The Humane Society of the United States today released the results of an undercover investigation documenting shocking animal abuse at a Vermont slaughter plant.

The U.S. Department of Agriculture and the Vermont Agency of Agriculture took decisive action today based on the information provided by the HSUS and immediately suspended operations at the plant, pending a continuing investigation.

The HSUS is cooperating with agencies and provided undercover footage and some preliminary findings to them earlier this week.

Videotape from the investigation reveals that dairy calves only a few days old—many with their umbilical cords still hanging from their bodies—were unable to stand or walk on their own. The tape shows that the animals were kicked, slapped and repeatedly shocked with electric prods and subjected to other mistreatment.

After reviewing the undercover footage obtained by the HSUS investigator in August and September 2009, animal scientists Dr. Temple Grandin and Kurt Vogel pronounced that, "the handling practices and attention to insensibility at this plant are unacceptable and must improve."

The investigation of Bushway Packing, Inc. of Grand Isle, Vt., was conducted nearly two years after the HSUS revealed to an appalled nation the routine abuse of downed cows at a California slaughter plant which supplied the National School Lunch Program. That investigation prompted the largest meat recall in U.S. history and led to a new federal regulation that banned the slaughter of downer cattle, but it retained an exemption for downer calves.

Vermont dairy calf slaughter investigation

"We are grateful to U.S. Agriculture Secretary Tom Vilsack and Vermont Agriculture Secretary Roger Allbee for taking decisive action to address the problems at this slaughter plant, and for taking animal welfare concerns so seriously," said Michael Markarian, the HSUS chief operating officer.

"All animals deserve humane treatment, including animals raised for food and this type of abuse has got to stop."

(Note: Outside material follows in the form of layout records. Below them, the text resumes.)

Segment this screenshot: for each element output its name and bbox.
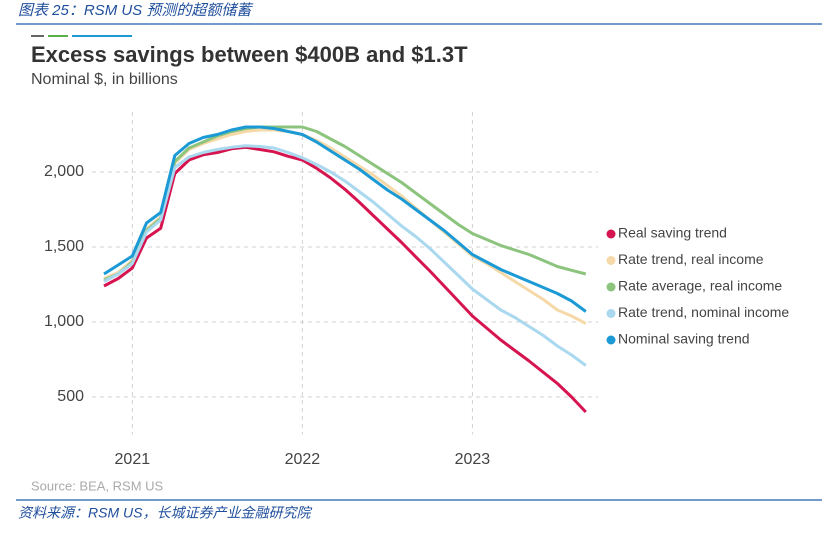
legend-label: Rate average, real income [618, 278, 782, 294]
legend-label: Rate trend, nominal income [618, 304, 789, 320]
legend-label: Rate trend, real income [618, 251, 764, 267]
legend-marker [606, 256, 616, 265]
y-tick-label: 500 [57, 388, 84, 405]
y-tick-label: 1,500 [44, 238, 84, 255]
series-line [103, 145, 587, 414]
legend-label: Real saving trend [618, 225, 727, 241]
source-note: Source: BEA, RSM US [31, 478, 164, 493]
y-tick-label: 1,000 [44, 313, 84, 330]
series-line [103, 125, 587, 282]
legend-marker [606, 309, 616, 318]
legend-marker [606, 282, 616, 292]
legend-label: Nominal saving trend [618, 331, 750, 347]
x-tick-label: 2021 [115, 451, 151, 468]
figure-caption: 图表 25：RSM US 预测的超额储蓄 [18, 2, 254, 19]
chart-title: Excess savings between $400B and $1.3T [31, 42, 468, 67]
legend-marker [606, 229, 616, 239]
series-line [103, 125, 587, 313]
y-tick-label: 2,000 [44, 163, 84, 180]
series-line [103, 144, 587, 367]
chart-subtitle: Nominal $, in billions [31, 71, 178, 88]
plot-area: 500 1,000 1,500 2,000 2021 2022 2023 Real savin… [44, 112, 789, 468]
legend-marker [606, 335, 616, 345]
x-tick-label: 2023 [455, 451, 491, 468]
x-tick-label: 2022 [285, 451, 321, 468]
footer-note: 资料来源：RSM US，长城证券产业金融研究院 [18, 505, 312, 521]
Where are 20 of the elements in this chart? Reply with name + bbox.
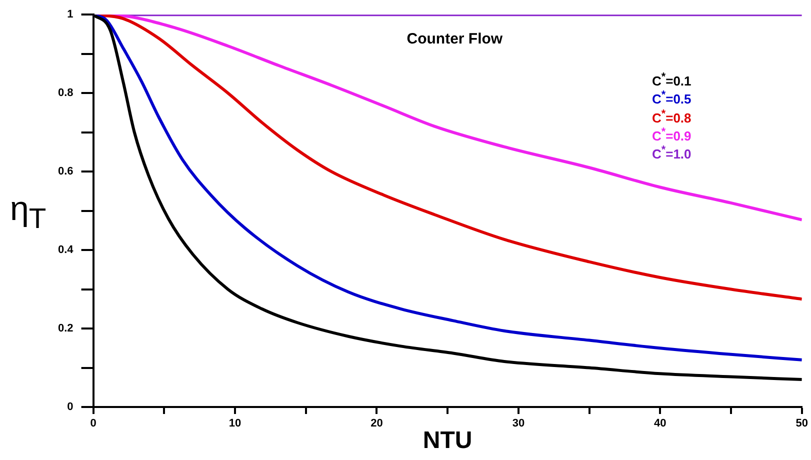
y-tick-label: 0.8: [58, 87, 74, 100]
text: C$^{*}$=0.8: [652, 106, 692, 125]
y-axis-title: η$_{T}$: [10, 190, 46, 236]
text: C$^{*}$=0.9: [652, 124, 692, 144]
y-tick-label: 1: [67, 8, 74, 21]
x-tick-label: 20: [370, 418, 383, 430]
x-axis-title: NTU: [422, 427, 472, 454]
y-tick-label: 0.2: [58, 322, 74, 335]
y-tick-label: 0.4: [58, 244, 74, 256]
x-tick-label: 50: [796, 418, 808, 430]
y-tick-label: 0: [67, 401, 74, 414]
x-tick-label: 40: [654, 418, 666, 430]
text: C$^{*}$=1.0: [652, 143, 692, 162]
x-tick-label: 10: [228, 418, 242, 430]
x-tick-label: 30: [512, 418, 525, 430]
annotation: Counter Flow: [406, 30, 503, 48]
x-tick-label: 0: [90, 418, 96, 430]
y-tick-label: 0.6: [58, 166, 74, 178]
text: C$^{*}$=0.5: [652, 88, 692, 107]
text: C$^{*}$=0.1: [652, 70, 692, 88]
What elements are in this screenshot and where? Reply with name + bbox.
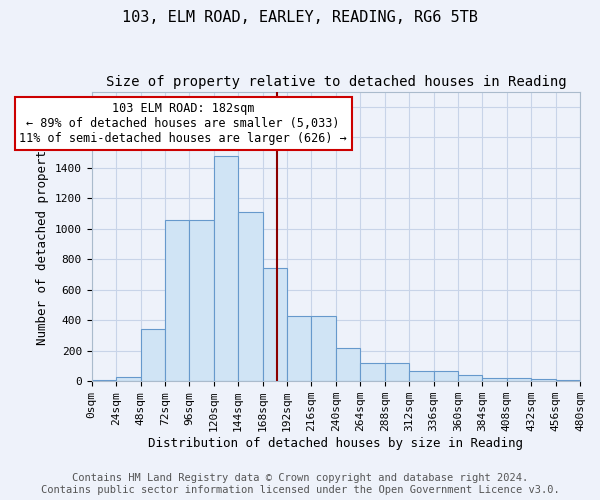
Bar — [336, 348, 360, 381]
Bar — [531, 379, 556, 381]
Bar — [311, 316, 336, 381]
Bar — [214, 156, 238, 381]
Bar — [458, 375, 482, 381]
Bar — [190, 220, 214, 381]
Bar — [556, 380, 580, 381]
Bar — [92, 380, 116, 381]
Text: 103, ELM ROAD, EARLEY, READING, RG6 5TB: 103, ELM ROAD, EARLEY, READING, RG6 5TB — [122, 10, 478, 25]
Bar — [409, 370, 434, 381]
Text: Contains HM Land Registry data © Crown copyright and database right 2024.
Contai: Contains HM Land Registry data © Crown c… — [41, 474, 559, 495]
Bar — [434, 370, 458, 381]
Bar — [263, 268, 287, 381]
Bar — [507, 378, 531, 381]
Bar — [238, 212, 263, 381]
Y-axis label: Number of detached properties: Number of detached properties — [37, 128, 49, 345]
Bar — [360, 363, 385, 381]
Bar — [116, 376, 140, 381]
Bar — [165, 220, 190, 381]
Title: Size of property relative to detached houses in Reading: Size of property relative to detached ho… — [106, 75, 566, 89]
Bar — [385, 363, 409, 381]
Text: 103 ELM ROAD: 182sqm
← 89% of detached houses are smaller (5,033)
11% of semi-de: 103 ELM ROAD: 182sqm ← 89% of detached h… — [19, 102, 347, 145]
Bar — [287, 316, 311, 381]
X-axis label: Distribution of detached houses by size in Reading: Distribution of detached houses by size … — [148, 437, 523, 450]
Bar — [482, 378, 507, 381]
Bar — [140, 330, 165, 381]
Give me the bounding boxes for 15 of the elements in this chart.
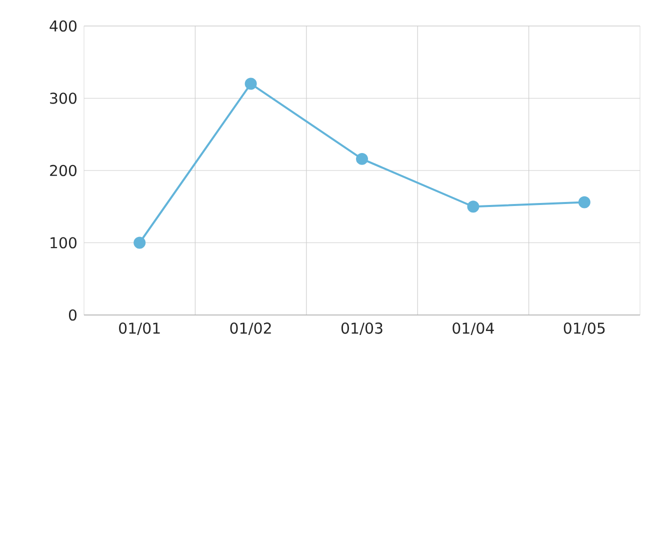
x-tick-label: 01/01	[119, 322, 160, 335]
x-tick-label: 01/02	[230, 322, 271, 335]
point	[134, 236, 146, 249]
y-tick-label: 200	[50, 164, 76, 176]
x-tick-label: 01/05	[564, 322, 605, 335]
point	[578, 196, 590, 208]
y-tick-label: 100	[50, 237, 76, 248]
point	[356, 152, 368, 165]
x-tick-label: 01/03	[341, 322, 382, 335]
y-tick-label: 300	[50, 92, 76, 104]
y-tick-label: 400	[50, 20, 76, 32]
point	[244, 78, 257, 90]
y-tick-label: 0	[68, 309, 76, 321]
x-tick-label: 01/04	[452, 322, 494, 335]
point	[467, 200, 480, 213]
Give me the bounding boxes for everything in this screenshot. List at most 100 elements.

In this latest stomach-wrenching look inside America's meat industry, the HSUS undercover investigator focused on the handling and slaughter of infant veal calves, including those too weak to stand or injured and unable to rise.

These suffering animals were routinely subjected to cruel treatment, including excessive electric shocking, in attempts to make them stand so they could be slaughtered.

Other abuses uncovered

  • Failure to ensure that stunned calves had been rendered insensible to pain. Undercover video shows movements and breathing that is not characteristic of post-mortem reflexes. In one case, a shackled calf whose head had been half-way removed vocalized at a point when he should have been unconscious, leading experts Grandin and Vogel to assert that he was "definitely sensible."
  • In one scene, the co-owner of the plant shocks and then heaves a downed calf to his feet saying, "There's nothing wrong with you, Shitbox." The infant animal, covered in his own diarrhea, staggers and falls hard into the side of the trailer. The HSUS investigator videotaped calves crowded together and stunned as a group, rather than restrained individually so the stun gun could be accurately placed. 
  • Workers, including the plant's co-owner, are seen in the video repeatedly shocking calves who seem weak and unable to stand, even going so far as to throw water on a calf to intensify the electric current. In some instances, a calf was shocked more than 30 times, in addition to being kicked, slapped and then lifted and dropped.
  • In one scene, a worker has to move away from a calf who kicks after having one of his feet cut off.

Grandin and Vogel assert that "electric prods were commonly used in an abusive manner to force nonambulatory calves to rise. This is unacceptable and should not continue. It is unacceptable to allow workers to kick calves to make them rise as was observed [...] This is a definite act of abuse."

Some of the calves had died or fallen down on the trip to the slaughter facility. Grandin and Vogel also stated that calves unable to stand and walk on their own should be euthanized.


  • When dairy cows give birth to male calves, the calves are often sold to veal factory farms where they are unable to turn around or stretch their limbs, or they are slaughtered for "bob veal" within a week of being born. 
  • Arizona, California, Colorado, Maine and Michigan have passed laws phasing out the use of restrictive veal crate confinement systems, but still allow transport and slaughter of calves at any age. 
  • The agriculture industry trade publication Feedstuffs editorialized in September about a series of investigations conducted by animal organizations: "It's important to understand that companies and producers can't just say 'bad apple' and move on because—to consumers who have seen these videos again and again—there are no bad apples anymore. The bad apple, to consumers now, is the industry." 
  • Approximate 700,000 veal calves are slaughtered in the US annually, approximately 15% of whom are bob veal calves.